Ungläubig nahm der Riese von Sorquitten, der auch jetzt noch mit hörbar tiefen Atemzügen neben seiner jungen Verwandten weilte, die merkwürdig belebte Blässe des sonst so resoluten und durch nichts zu erschütternden Frauenbildes in sich auf.

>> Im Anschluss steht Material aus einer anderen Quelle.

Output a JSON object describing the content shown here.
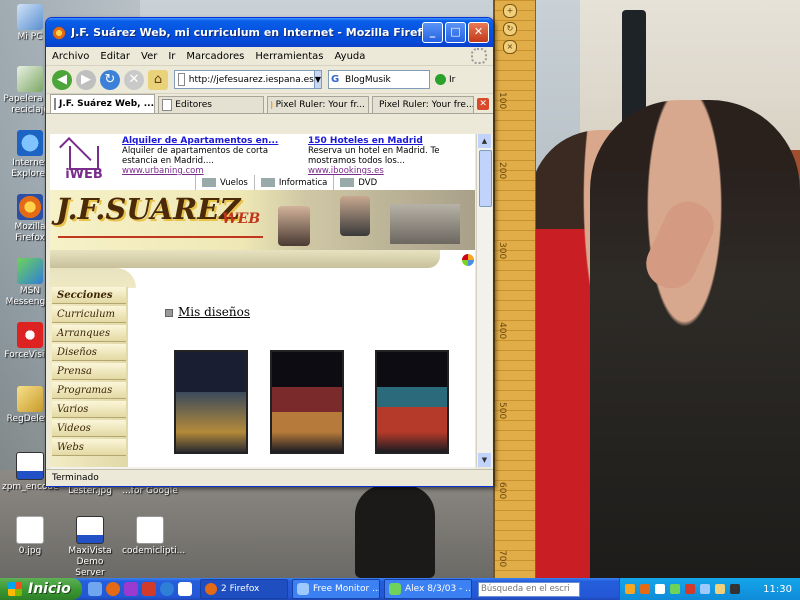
{
  "desktop": {
    "icons": [
      {
        "label": "Mi PC",
        "icon": "computer-icon"
      },
      {
        "label": "Papelera de reciclaje",
        "icon": "recycle-bin-icon"
      },
      {
        "label": "Internet Explorer",
        "icon": "internet-explorer-icon"
      },
      {
        "label": "Mozilla Firefox",
        "icon": "firefox-icon"
      },
      {
        "label": "MSN Messenger",
        "icon": "msn-icon"
      },
      {
        "label": "ForceVision",
        "icon": "forcevision-icon"
      },
      {
        "label": "RegDelete",
        "icon": "regdelete-icon"
      },
      {
        "label": "zpm_encode",
        "icon": "monitor-icon"
      },
      {
        "label": "0.jpg",
        "icon": "image-file-icon"
      },
      {
        "label": "MaxiVista Demo Server",
        "icon": "maxivista-icon"
      },
      {
        "label": "codemiclipti...",
        "icon": "document-icon"
      },
      {
        "label": "...for Google",
        "icon": "document-icon"
      },
      {
        "label": "Lester.jpg",
        "icon": "image-file-icon"
      }
    ]
  },
  "ruler": {
    "marks": [
      "100",
      "200",
      "300",
      "400",
      "500",
      "600",
      "700"
    ]
  },
  "window": {
    "title": "J.F. Suárez Web, mi curriculum en Internet - Mozilla Firefox",
    "menu": [
      "Archivo",
      "Editar",
      "Ver",
      "Ir",
      "Marcadores",
      "Herramientas",
      "Ayuda"
    ],
    "url": "http://jefesuarez.iespana.es",
    "search_engine_label": "BlogMusik",
    "go_label": "Ir",
    "tabs": [
      {
        "label": "J.F. Suárez Web, ...",
        "active": true,
        "icon": "page-icon"
      },
      {
        "label": "Editores",
        "active": false,
        "icon": "page-icon"
      },
      {
        "label": "Pixel Ruler: Your fr...",
        "active": false,
        "icon": "ruler-icon"
      },
      {
        "label": "Pixel Ruler: Your fre...",
        "active": false,
        "icon": "ruler-icon"
      }
    ],
    "status": "Terminado"
  },
  "ad": {
    "logo": "iWEB",
    "items": [
      {
        "title": "Alquiler de Apartamentos en...",
        "text": "Alquiler de apartamentos de corta estancia en Madrid....",
        "url": "www.urbaning.com"
      },
      {
        "title": "150 Hoteles en Madrid",
        "text": "Reserva un hotel en Madrid. Te mostramos todos los...",
        "url": "www.ibookings.es"
      }
    ],
    "nav": [
      "Vuelos",
      "Informatica",
      "DVD"
    ]
  },
  "site": {
    "logo": "J.F.SUAREZ",
    "logo_suffix": "WEB",
    "menu": [
      "Secciones",
      "Curriculum",
      "Arranques",
      "Diseños",
      "Prensa",
      "Programas",
      "Varios",
      "Videos",
      "Webs"
    ],
    "section_title": "Mis diseños",
    "thumbnails": [
      "design-thumbnail-1",
      "design-thumbnail-2",
      "design-thumbnail-3"
    ]
  },
  "taskbar": {
    "start_label": "Inicio",
    "buttons": [
      {
        "label": "2 Firefox",
        "active": true
      },
      {
        "label": "Free Monitor ...",
        "active": false
      },
      {
        "label": "Alex 8/3/03 - ...",
        "active": false
      }
    ],
    "search_placeholder": "Búsqueda en el escri",
    "clock": "11:30"
  }
}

»Kriegt endlich doch das Bibbern,« fuhr es ihm durch den Sinn, und seine kernige Mannhaftigkeit freute sich darüber, weil das stolze Weib, das ihn stets wie eine beobachtende Erzieherin behandelte, sich wenigstens vor der Gefahr genau wie alle anderen Frauenzimmer demütigen lernte. »Na, da wird sie ja unseren Vorschlag gnädig aufnehmen,« dachte er, »womöglich noch dankbar sein, weil man sie hübsch fürsorglich aus unserer Pulverecke fortschafft.«

Und ohne weitere Überlegung reckte er sich, um seine breite Tatze herablassend, wohlwollend auf die Schulter der Cousine zu betten. Die in Gedanken Versunkene jedoch ließ es ruhig geschehen. Es war das erste Mal, daß sich der Recke ihrer blühenden Körperlichkeit so weit nähern durfte. Und mitten in dem schweren Druck, den die bängliche Zeit verbreitete, da empfand der strotzende Gutsherr in seinem derben, allem Grübeln abgeneigten Sinn etwas von der verschämten Üppigkeit dieser verhüllten, unberührten Mädchenglieder. Freilich nur eine vorüberblitzende Sekunde, denn gleich darauf zuckte das entschwundene Leben durch die völlig entrückte Frauengestalt. Widerwillig schnellte ihre Schulter empor, schüttelte die fremde Hand als etwas Störendes von sich ab, und während sie ihren Blick mit ihrer kühlen Sicherheit gegen seine trotz aller Überhebung gutmütigen Knabenaugen richtete, da stieß sie kurz und geschäftsmäßig hervor, wie jemand, der endlich auf den Kern der Dinge dringen will:

»Na also, Fedor, nur um mich auf alles dies vorzubereiten, deswegen allein hast du doch deine Mutter nicht zu der Fahrt veranlaßt? Heraus damit, was führst du noch im Schilde?«

Verwünscht, da war wieder eine jener niederträchtig kurzen Fragen, auf die seine schwerfällige Unterhaltungsgabe nicht sofort eine Antwort zu erteilen wußte. Herrgott ja, man plante ja allerlei Heimliches, sogar seit Jahren, man trieb sich viel öfter auf dem Hofe von Maritzken herum, als es eigentlich durch die Verwandtschaft oder eine treue Nachbarlichkeit bedingt war, weil man eben dachte – weil man doch zum Schluß wünschte, daß – daß – Zum Kuckuck, es wurde eben nichts daraus, weil das große blonde Weib, das in der Statur so hübsch zu einem paßte, nichts, aber auch gar nichts Entgegenkommendes oder Aufmunterndes zeigte, was einem die schwere Sprache vielleicht gelöst hätte. Und auch in diesem drängenden Moment hätte der Riese das, was ihn im Grunde bewegte, und was längst die Billigung der Frau Mama gefunden hatte, ohne deren Ja und Amen man ja schließlich nichts unternehmen konnte, ja, er hätte all das Verborgene gerade jetzt viel sachter und zarter einkleiden können. Aber nun, als man ihm wieder mit einer solch brüsken Deutlichkeit auf den Leib rückte, da vermochte sich der Herr von Sorquitten nur auf den alleräußerlichsten Grund zu besinnen, den man im letzten Ende doch nur als guten Vorwand aufgespart hatte.